ATS(Automatic Train Stop)は、列車が赤信号を冒進しようとした場合や定められた速度を超えた場合に、地上設備と車上設備の連携によって自動的にブレーキを掛ける列車保安装置です。人間のエラーによる信号冒進・速度超過を防ぐフェイルセーフ機構として、日本の鉄道では不可欠な安全設備とされています。

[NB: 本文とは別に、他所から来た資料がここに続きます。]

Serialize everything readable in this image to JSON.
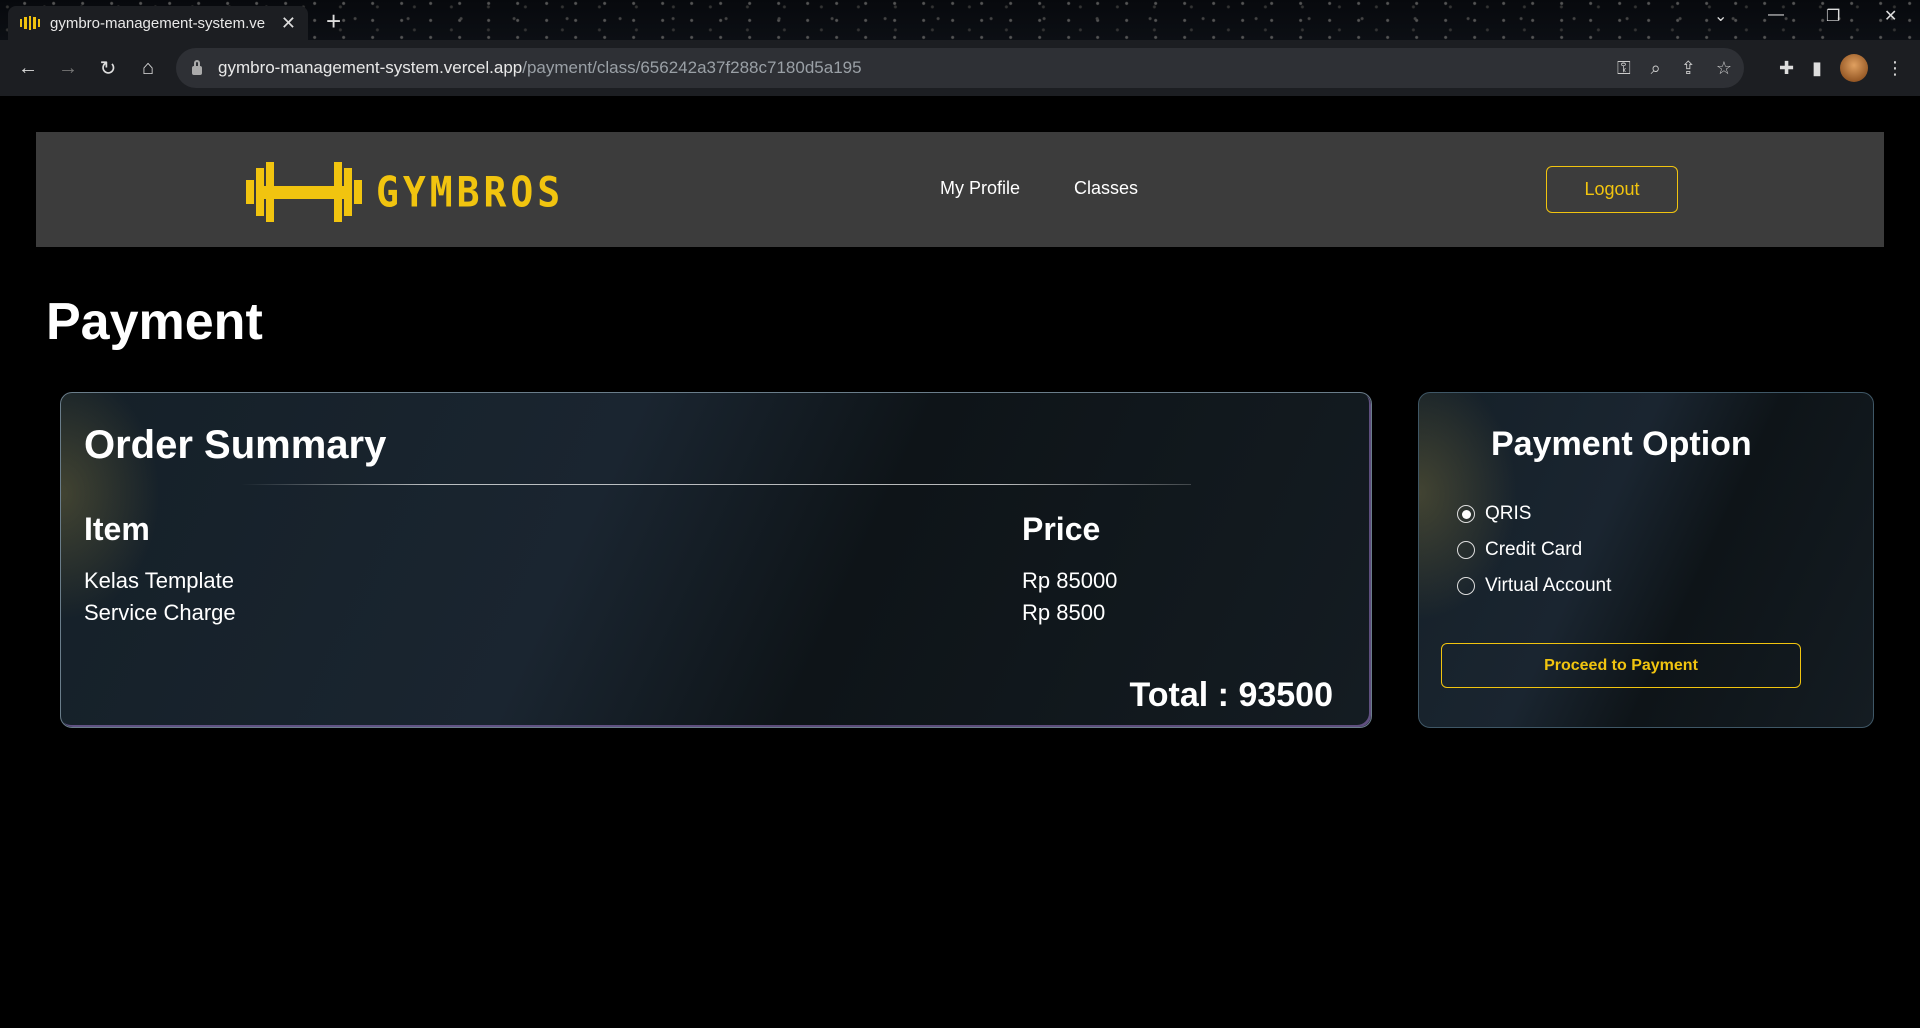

仕組みとしては、線路沿いに設置された地上子(トランスポンダ)から信号情報を発信し、車両の車上子がこれを受信します。受信した情報が危険状態(赤信号・速度超過)を示している場合、車上装置が自動的にブレーキを動作させます。運転士がブレーキを扱わなかった場合でも装置が強制的に働くことから、「フェイルセーフ」の代表的な実装です。

日本ではATSにも複数の世代・方式があります。

  • ATS-S系:地上子との間で単純な情報交換をする初期方式。速度照査が限定的
  • ATS-P系:地上子とデジタル通信を行い、速度パターンを車上で照査できる高機能方式
  • ATS-Sx系:S系を改良し速度照査機能を加えた中間的な方式

ATSよりさらに高機能なATC(自動列車制御装置)は速度を連続的に照査して自動的に速度を制限しますが、ATSは主に信号冒進防止に特化しています。日本の鉄道会社は路線の特性や設備更新計画に応じてATS-S・ATS-Pなどを導入・維持しており、事故防止の基盤となっています。

使い方・例文

運転士が赤信号に気づかず列車を走らせようとしたとき、ATSが地上子からの信号を受けて自動的にブレーキをかけ、信号冒進を未然に防ぎます。